Figure 2. a) Superoxide dismutase 1 (SOD1) mRNA levels in different regions of brain, spinal cord and peripheral tissues after a single IT bolus injection to rats at 0.9 mg of C16-siRNA; b) siRNA distribution in the right lung of mice collected at day 10 post a single 10 mg/kg intranasal administration of C16-siRNA.
As part of the preclinical evaluation of our first development candidate for a CNS disease, ALN-APP, we were able to investigate the impact of a C16-siRNA targeting the amyloid beta precursor protein (APP) gene transcript in a mouse model of Alzheimer's disease. The treatment led to potent and durable knockdown in the CNS and ameliorated physiological and behavioral deficits. The sustained knockdown observed suggests that infrequent dosing of C16-siRNAs could be feasible in humans, which is especially important considering the IT route of administration. ALN-APP targeting APP for the treatment of early onset Alzheimer’s Disease (EOAD) and cerebral amyloid angiopathy (CAA) is now in clinical development and we are waiting to see how the preclinical results we are reporting here translate in humans for this first CNS-targeted investigational RNAi therapeutic.

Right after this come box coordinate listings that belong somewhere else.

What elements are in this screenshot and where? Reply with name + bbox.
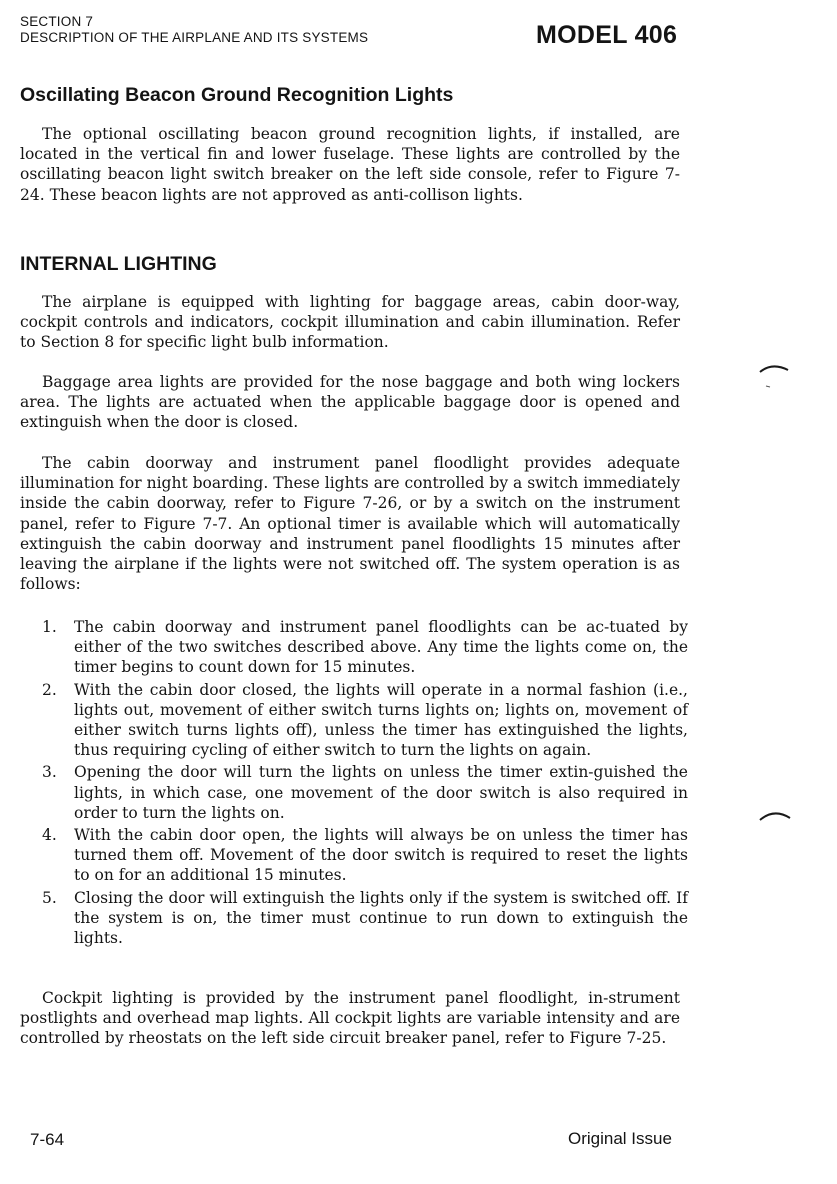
list-item — [42, 617, 688, 678]
list-item — [42, 888, 688, 949]
system-operation-list — [42, 617, 688, 950]
list-item-number: 3. — [42, 763, 57, 782]
list-item-number: 4. — [42, 826, 57, 845]
heading-oscillating-beacon: Oscillating Beacon Ground Recognition Lights — [20, 84, 454, 106]
paragraph-beacon-description: The optional oscillating beacon ground recognition lights, if installed, are located in the vertical fin and lower fuselage. These lights are controlled by the oscillating beacon light switch breaker on the left side console, refer to Figure 7-24. These beacon lights are not approved as anti-collison lights. — [20, 125, 680, 204]
paragraph-baggage-lights: Baggage area lights are provided for the nose baggage and both wing lockers area. The lights are actuated when the applicable baggage door is opened and extinguish when the door is closed. — [20, 373, 680, 432]
revision-bar-mark — [758, 360, 794, 392]
list-item-text: Opening the door will turn the lights on unless the timer extin-guished the lights, in which case, one movement of the door switch is also required in order to turn the lights on. — [74, 763, 688, 822]
list-item — [42, 762, 688, 823]
section-label: SECTION 7 — [20, 14, 94, 29]
running-header — [20, 14, 368, 46]
list-item-text: The cabin doorway and instrument panel floodlights can be ac-tuated by either of the two switches described above. Any time the lights come on, the timer begins to count down for 15 minutes. — [74, 618, 688, 677]
paragraph-internal-lighting-intro: The airplane is equipped with lighting for baggage areas, cabin door-way, cockpit controls and indicators, cockpit illumination and cabin illumination. Refer to Section 8 for specific light bulb information. — [20, 293, 680, 352]
list-item — [42, 680, 688, 761]
list-item-text: With the cabin door open, the lights will always be on unless the timer has turned them off. Movement of the door switch is required to reset the lights to on for an additional 15 minutes. — [74, 826, 688, 885]
paragraph-cabin-doorway-floodlight: The cabin doorway and instrument panel floodlight provides adequate illumination for night boarding. These lights are controlled by a switch immediately inside the cabin doorway, refer to Figure 7-26, or by a switch on the instrument panel, refer to Figure 7-7. An optional timer is available which will automatically extinguish the cabin doorway and instrument panel floodlights 15 minutes after leaving the airplane if the lights were not switched off. The system operation is as follows: — [20, 454, 680, 594]
list-item-text: With the cabin door closed, the lights will operate in a normal fashion (i.e., lights out, movement of either switch turns lights on; lights on, movement of either switch turns lights off), unless the timer has extinguished the lights, thus requiring cycling of either switch to turn the lights on again. — [74, 680, 688, 760]
section-title: DESCRIPTION OF THE AIRPLANE AND ITS SYSTEMS — [20, 30, 369, 45]
list-item-text: Closing the door will extinguish the lights only if the system is switched off. If the system is on, the timer must continue to run down to extinguish the lights. — [74, 888, 688, 948]
list-item-number: 1. — [42, 618, 57, 636]
paragraph-cockpit-lighting: Cockpit lighting is provided by the instrument panel floodlight, in-strument postlights and overhead map lights. All cockpit lights are variable intensity and are controlled by rheostats on the left side circuit breaker panel, refer to Figure 7-25. — [20, 989, 680, 1048]
list-item — [42, 825, 688, 886]
list-item-number: 5. — [42, 888, 57, 907]
heading-internal-lighting: INTERNAL LIGHTING — [20, 253, 217, 275]
model-title: MODEL 406 — [536, 21, 678, 49]
issue-label: Original Issue — [568, 1129, 672, 1148]
list-item-number: 2. — [42, 680, 57, 699]
page-number: 7-64 — [30, 1130, 65, 1149]
revision-bar-mark — [758, 806, 794, 826]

- Jayaraman, M. et al. Maximizing the potency of siRNA lipid nanoparticles for hepatic gene silencing in vivo. Angew. Chem. Int. Ed. Engl. 51, 8529-8533 (2012).
- Zimmermann, T.S. et al. RNAi-mediated gene silencing in non-human primates. Nature 441, 111-114 (2006).
- Nair, J.K. et al. Multivalent N-Acetylgalactosamine-Conjugated siRNA Localizes in Hepatocytes and Elicits Robust RNAi-Mediated Gene Silencing. J Am Chem Soc 136, 16958-16961 (2014).
- Alterman, J.F. et al. Hydrophobically Modified siRNAs Silence Huntingtin mRNA in Primary Neurons and Mouse Brain. Molecular therapy. Nucleic acids 4, e266 (2015).
- Soutschek, J. et al. Therapeutic silencing of an endogenous gene by systemic administration of modified siRNAs. Nature 432, 173-178 (2004).
- Finkel, R.S. et al. Nusinersen versus Sham Control in Infantile-Onset Spinal Muscular Atrophy. The New England journal of medicine 377, 1723-1732 (2017).